Ungeachtet der Frage, ob – wie vom Beschwerdeführer behauptet – sämtliche Verstöße gegen § 340n Abs. 1 Nr. 6 HGB in Verbindung mit §§ 38 Abs. 1 Nr. 7 und 8, 26 Abs. 2, 35 Abs. 4 RechKredV auch zugleich Straftaten nach §§ 340m, 331 Nr. 1 HGB darstellen, sucht man einen Ausspruch des Gesetzgebers für den Vorrang des Bußgeldtatbestandes gegenüber der Strafnorm vergeblich.

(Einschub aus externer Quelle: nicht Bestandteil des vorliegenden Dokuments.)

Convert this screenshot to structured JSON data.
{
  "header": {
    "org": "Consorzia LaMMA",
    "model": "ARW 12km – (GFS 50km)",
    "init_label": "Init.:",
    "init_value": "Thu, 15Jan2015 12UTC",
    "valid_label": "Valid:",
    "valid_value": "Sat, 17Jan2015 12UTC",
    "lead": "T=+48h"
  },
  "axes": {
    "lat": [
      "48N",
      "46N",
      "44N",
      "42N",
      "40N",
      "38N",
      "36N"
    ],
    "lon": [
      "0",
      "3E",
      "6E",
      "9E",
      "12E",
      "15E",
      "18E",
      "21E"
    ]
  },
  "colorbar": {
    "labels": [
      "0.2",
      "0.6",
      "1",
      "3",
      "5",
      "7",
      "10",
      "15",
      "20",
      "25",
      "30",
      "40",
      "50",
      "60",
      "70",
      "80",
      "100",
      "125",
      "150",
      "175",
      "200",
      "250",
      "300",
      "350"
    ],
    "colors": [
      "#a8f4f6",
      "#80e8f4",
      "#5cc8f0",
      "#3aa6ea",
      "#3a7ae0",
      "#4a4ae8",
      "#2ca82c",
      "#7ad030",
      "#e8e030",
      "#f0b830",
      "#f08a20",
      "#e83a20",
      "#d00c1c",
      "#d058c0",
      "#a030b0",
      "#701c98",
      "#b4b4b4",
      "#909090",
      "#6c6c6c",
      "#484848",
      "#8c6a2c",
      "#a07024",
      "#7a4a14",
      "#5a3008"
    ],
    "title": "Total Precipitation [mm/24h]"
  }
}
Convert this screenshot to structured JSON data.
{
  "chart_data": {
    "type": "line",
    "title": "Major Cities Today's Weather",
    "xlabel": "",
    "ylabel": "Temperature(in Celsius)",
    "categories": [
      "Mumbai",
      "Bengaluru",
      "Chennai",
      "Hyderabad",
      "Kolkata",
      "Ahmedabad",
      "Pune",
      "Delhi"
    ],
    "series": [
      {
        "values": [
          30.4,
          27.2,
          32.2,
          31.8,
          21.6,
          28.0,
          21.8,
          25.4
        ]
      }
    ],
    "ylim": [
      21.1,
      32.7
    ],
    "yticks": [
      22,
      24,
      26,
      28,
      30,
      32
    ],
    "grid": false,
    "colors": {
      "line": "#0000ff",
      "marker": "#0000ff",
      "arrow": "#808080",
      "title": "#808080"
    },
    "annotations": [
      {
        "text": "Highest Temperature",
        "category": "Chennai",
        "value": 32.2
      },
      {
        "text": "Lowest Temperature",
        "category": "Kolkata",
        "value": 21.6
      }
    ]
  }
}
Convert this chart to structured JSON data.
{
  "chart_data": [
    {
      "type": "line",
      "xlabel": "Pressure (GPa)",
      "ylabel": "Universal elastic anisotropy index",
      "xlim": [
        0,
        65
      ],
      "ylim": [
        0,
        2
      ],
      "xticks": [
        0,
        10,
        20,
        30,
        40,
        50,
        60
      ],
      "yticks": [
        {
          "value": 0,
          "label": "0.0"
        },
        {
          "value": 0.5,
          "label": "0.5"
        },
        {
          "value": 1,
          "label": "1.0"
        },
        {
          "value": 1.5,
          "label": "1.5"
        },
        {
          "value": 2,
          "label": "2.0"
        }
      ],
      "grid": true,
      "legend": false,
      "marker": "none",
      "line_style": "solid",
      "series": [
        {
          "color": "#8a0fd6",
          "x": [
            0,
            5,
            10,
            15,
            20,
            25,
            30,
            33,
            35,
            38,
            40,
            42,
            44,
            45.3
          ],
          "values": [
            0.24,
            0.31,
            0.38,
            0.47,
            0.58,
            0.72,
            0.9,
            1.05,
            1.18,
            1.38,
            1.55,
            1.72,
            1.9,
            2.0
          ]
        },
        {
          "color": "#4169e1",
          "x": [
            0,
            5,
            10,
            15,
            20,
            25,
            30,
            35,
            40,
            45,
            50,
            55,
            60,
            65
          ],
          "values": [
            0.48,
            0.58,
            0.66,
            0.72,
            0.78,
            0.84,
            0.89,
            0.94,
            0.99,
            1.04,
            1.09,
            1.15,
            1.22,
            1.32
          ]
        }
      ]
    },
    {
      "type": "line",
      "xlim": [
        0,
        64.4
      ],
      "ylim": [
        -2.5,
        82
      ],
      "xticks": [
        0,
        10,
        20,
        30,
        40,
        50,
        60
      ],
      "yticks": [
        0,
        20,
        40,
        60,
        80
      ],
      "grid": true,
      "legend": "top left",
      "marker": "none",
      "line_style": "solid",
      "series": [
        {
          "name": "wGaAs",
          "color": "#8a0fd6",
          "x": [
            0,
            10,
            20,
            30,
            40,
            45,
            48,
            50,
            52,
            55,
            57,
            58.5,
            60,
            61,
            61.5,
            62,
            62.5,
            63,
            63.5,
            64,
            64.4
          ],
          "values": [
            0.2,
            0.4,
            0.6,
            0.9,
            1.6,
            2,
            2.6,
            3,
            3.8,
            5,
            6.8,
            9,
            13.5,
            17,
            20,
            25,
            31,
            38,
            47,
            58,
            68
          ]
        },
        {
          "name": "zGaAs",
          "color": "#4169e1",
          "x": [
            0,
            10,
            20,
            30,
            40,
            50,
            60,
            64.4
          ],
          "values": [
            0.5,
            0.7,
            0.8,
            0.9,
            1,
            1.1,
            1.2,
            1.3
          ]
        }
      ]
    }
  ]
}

Die den Bereich des strafbaren und ordnungswidrigen Verhaltens betreffenden Sanktionsnormen der §§ 340m und 340n HGB gehen auf das Bankbilanzrichtlinie-Gesetz vom 30. November 1990 (BGBl I S. 2570) zurück, das der Umsetzung der vom Rat der Europäischen Gemeinschaften am 8. Dezember 1986 verabschiedeten Richtlinie über den Jahresabschluss und den konsolidierten Abschluss von Banken und anderen Finanzinstituten – 86/635/EWG – und der Umsetzung der Richtlinie vom 13. Februar 1989 über die Pflichten der in einem Mitgliedsstaat eingerichteten Zweigniederlassungen von Kreditinstituten und Finanzinstituten mit Sitz außerhalb dieses Mitgliedsstaats zur Offenlegung von Jahresabschlussunterlagen – 89/117/EWG – dienen sollte. Um die Durchsetzung der durch die Richtlinien gemachten Vorgaben zu sichern, hielt der Gesetzgeber die Anwendung der Strafnorm des § 331 HGB auf die Tätigkeit von Kreditinstituten ebenso für erforderlich wie die Bußgeldbewehrung von Verstößen gegen bestimmte Rechnungslegungsvorschriften, die sich in Rechtsverordnungen befinden, die auf Grundlage des § 330 Abs. 2 HGB erlassen wurden (vgl. BTDrucks 11/6275, S. 26; BRDrucks 616/89, S. 26). Weder in den Materialien zu diesen Bestimmungen noch in der Verordnung über die Rechnungslegung der Kreditinstitute (BGBl 1992 I S. 203 ff.) selbst findet sich ein Hinweis darauf, dass Ordnungswidrigkeiten nach § 340n HGB – insbesondere Verstöße gegen die Pflicht zur Bilanzierung von Eventualverbindlichkeiten – aus dem Anwendungsbereich der Strafnorm des § 331 HGB ausgenommen werden sollten.
Diese Entscheidung ist unanfechtbar.